The 024 would be perfect for clearing. Lightweight and highspeed. My manual is in the garage but the 024 is about 2.5 c.i., 45cc, and about 3hp.


----------



## Toneman (Mar 18, 2002)

My Dad has had his 024 Super AV for many years without any problems. The 024 is a good lightweight reliable saw.
As with any saw, it must be maintained regularlly. Simple things like cleaning after every use, keeping the chain sharp, and cleaning the air fliter, will help you get many years of trouble free use.
Good Luck!!


----------



## chainsawworld (Mar 23, 2002)

yukon,
the 024 is a real good starter saw. smooth with some power,2.54 or 2.7 cubes, depending on what year you have.
i had one a guy traded for a job i did cause he ran out of money. very clean. for some reason i sold it. every time i think about it my foot comes up and kicks me in the @ss.
marty


----------



## YUKON 659 (Mar 23, 2002)

Thanks guys, sounds like a nice little saw. hey chainsaw world don't worry i'm sure your leg will get tired soon.


----------



## stihltech (Mar 23, 2002)

*024 info*

What do you need to know. An excellent medium to light duty saw. Make sure it runs and idles. Start it up , warm it up a little and set it down. It should stay running. Shut it off and start it again. It should take 1 and only 1 pull. Pick it up by the starter handle, the rope should not start pulling out. This checks compression. Look at air filter, it should have NO holes. Look at bottom of saw. Some paint scratches and small bare spots is the sign of a low to moderately used saw. No paint means it has seen much use.
For a home user and firewood saw with a 16 inch bar, it is hard to beat. Parts are still in system.


----------



## JimE (Oct 28, 2008)

stihltech said:


> What do you need to know. An excellent medium to light duty saw. Make sure it runs and idles. Start it up , warm it up a little and set it down. It should stay running. Shut it off and start it again. It should take 1 and only 1 pull. Pick it up by the starter handle, the rope should not start pulling out. This checks compression. Look at air filter, it should have NO holes.

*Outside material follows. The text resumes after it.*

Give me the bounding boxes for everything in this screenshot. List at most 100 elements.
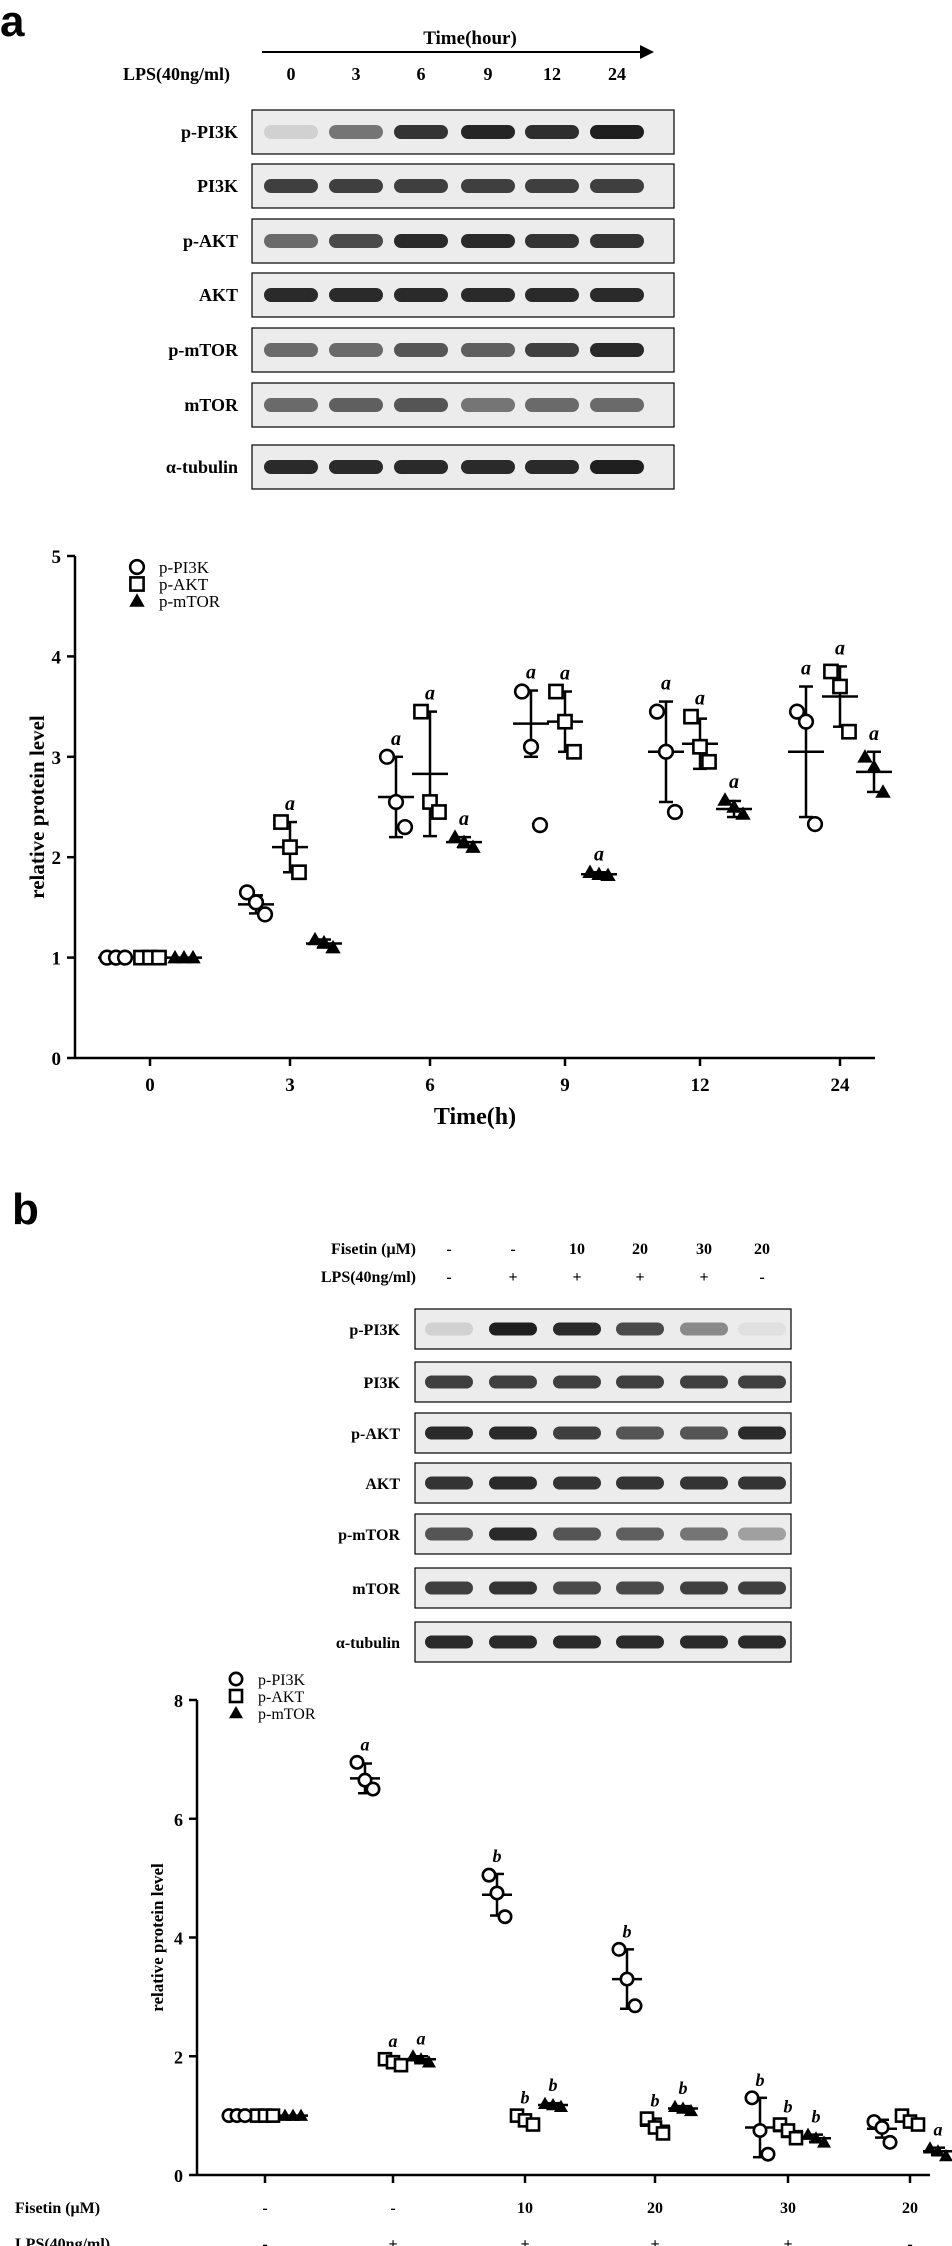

Look at bottom of saw. Some paint scratches and small bare spots is the sign of a low to moderately used saw. No paint means it has seen much use.
> For a home user and firewood saw with a 16 inch bar, it is hard to beat. Parts are still in system.



I have an older one that I just got from my Dad who recently passed away.. It quit on me the other day and I can't get it running again. I changed the plug, cleaned the filter. I'm getting spark and gas to the cylinder, but it won't fire? Any suggestions? Thanks!


----------